Enviada em 15/01/2021

No filme “Up: Altas Aventuras”, há a retratação da vida de um idoso solitário. Do mesmo modo, a narrativa não destoa da realidade atual, na qual não só os idosos, mas principalmente eles vêm sendo abandonados e vivendo em condições precárias, devido à falta de planejamento e de financiamento para a estrutura de vida de pessoas com mais de 60 anos.

Em primeira análise, confome a Constituição brasileira, o idoso tem o direito a uma condição estável de vida, o que não vem ocorrendo. De maneira análoga, segundo Bourdieu, aquilo foi criado para ser instrumento de democracia não deve ser convertido em mecanismo de opressão. Nesse sentido, a melhora na saúde, que deveria ser algo positivo, tem causado um aumento na expectativa de vida, gerando a falta de planejamento do modo de vida dos idosos, ocasionando na lotação de asilos, na precarização de financiamentos para as necessidades básicas e causando abandonos.

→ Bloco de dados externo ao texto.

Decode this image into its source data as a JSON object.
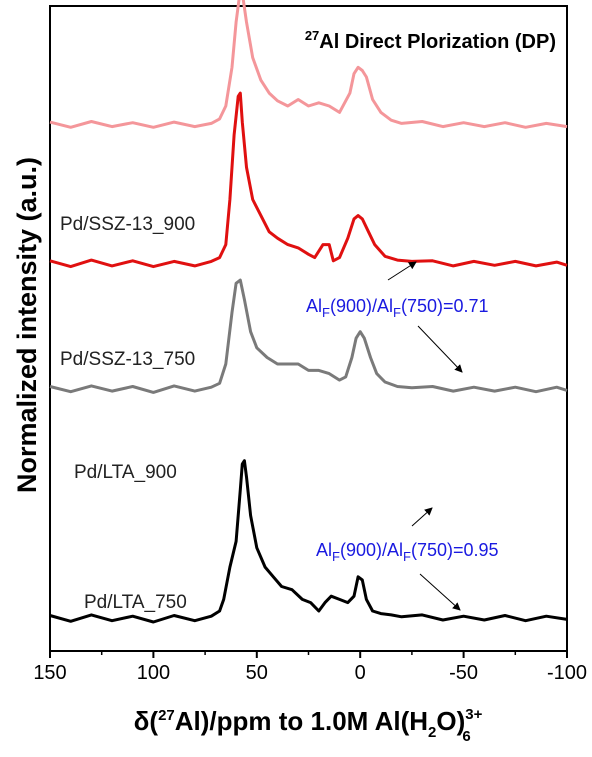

Ademais, devido ao abandono de idosos, eles vêm sofrendo prejuízos. Desse modo, de acordo com Foucault, o poder articula - se em uma linguagem que cria mecanismos de controle e coerção, os quais aumentam a subordinção. Nesse viés, os idosos vêm sendo subordinados a viverem em situações precárias e em solidão por conta do abandono deles pelos familiares e por viverem em ambientes desumanos, com falta de recursos básicos, gerando um aumento em doenças, como, ansiedade e depressão.

Portanto, ao governo é de extrema importância tomar atitudes contra a falta de planejamento para com a estabilidade dos idosos, por meio de um projeto de leis mais dinâmicas e com programas de conscientização. Destarte, com a finalidade de frear o abandono de idosos em questão na contemporaneidade, diminuindo  os riscos de doenças e a lotação de asilos e melhorando o suprimento das necessidades básicas e da companhia regular de familiares e amigos, em contraposição de como é retratado no filme: “Up: Altas Aventuras”.